6. Limitations, Challenges, and Future Directions
While token merging is widely effective, several open issues and limitations remain:
- Information Loss at High Merge Rates: Aggressive merging can induce noticeable performance degradation, especially in tasks requiring fine-grained details (e.g., detailed reconstruction, dense segmentation). Spectral analyses (PiToMe, MergeDNA) and norm-preserving fusion (MLERP) aim to mitigate this (Tran et al., 2024, Li et al., 17 Nov 2025, Kim et al., 2023).

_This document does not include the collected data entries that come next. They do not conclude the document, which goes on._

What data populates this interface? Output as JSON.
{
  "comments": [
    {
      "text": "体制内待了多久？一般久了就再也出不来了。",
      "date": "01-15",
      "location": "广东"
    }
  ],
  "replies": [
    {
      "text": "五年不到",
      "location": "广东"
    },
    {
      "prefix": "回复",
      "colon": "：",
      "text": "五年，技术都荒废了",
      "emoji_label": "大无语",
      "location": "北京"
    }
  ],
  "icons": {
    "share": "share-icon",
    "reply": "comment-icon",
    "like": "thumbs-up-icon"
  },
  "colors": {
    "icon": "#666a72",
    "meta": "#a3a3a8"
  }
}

- Compatibility with Non-Standard Architectures: Some spatial ViT variants or autoregressive decoders require specially structured merging to maintain attention mask or spatial layout invariants (Gong et al., 26 Sep 2025, Liu et al., 16 Aug 2025).
- Dynamic or Learned Budgets: Most methods use static schedules or hyperparameters; active research investigates Bayesian optimization of per-layer budgets (edge ViTs, semantic communication) and adaptive policies based on input statistics (entropy, attention, importance) (Erak et al., 11 Sep 2025, Liu et al., 16 Aug 2025, Wu et al., 2024).
- Extensibility to Arbitrary Modalities: Existing merging relies primarily on similarity in key or embedding space; several works propose integrating geometric, spatial, or downstream-task priors (ToSA with spatial tokens; ClustViT with pseudo-cluster labels) (Huang et al., 24 Jun 2025, Montello et al., 2 Oct 2025).
7. Impact and Research Trajectory
Token merging has rapidly transitioned from a simple off-the-shelf plug-in (ToMe) to a versatile, domain-adaptive, and theoretically principled ecosystem of algorithms, with strong empirical utility across vision, language, speech, time series, genomics, and generative modeling. Research trends point toward:
- End-to-end differentiable and feature-decoupled merging (Lee et al., 2024)
- Energy and importance-aware policies preserving task-critical tokens (Tran et al., 2024, Wu et al., 2024)
- Integration with quantization, clustering, and task-specific regeneration (Li et al., 1 Apr 2025, Montello et al., 2 Oct 2025)
- Robustness to extreme compression and application to resource-constrained deployment (Erak et al., 11 Sep 2025Wu et al., 2024)
- Application to adaptive and hierarchical tokenization in non-canonical domains (Li et al., 17 Nov 2025Götz et al., 2024)
This convergence of efficient inference, spectral/structural preservation, and downstream task robustness positions token merging as a central technology in the next generation of efficient transformer and sequence models.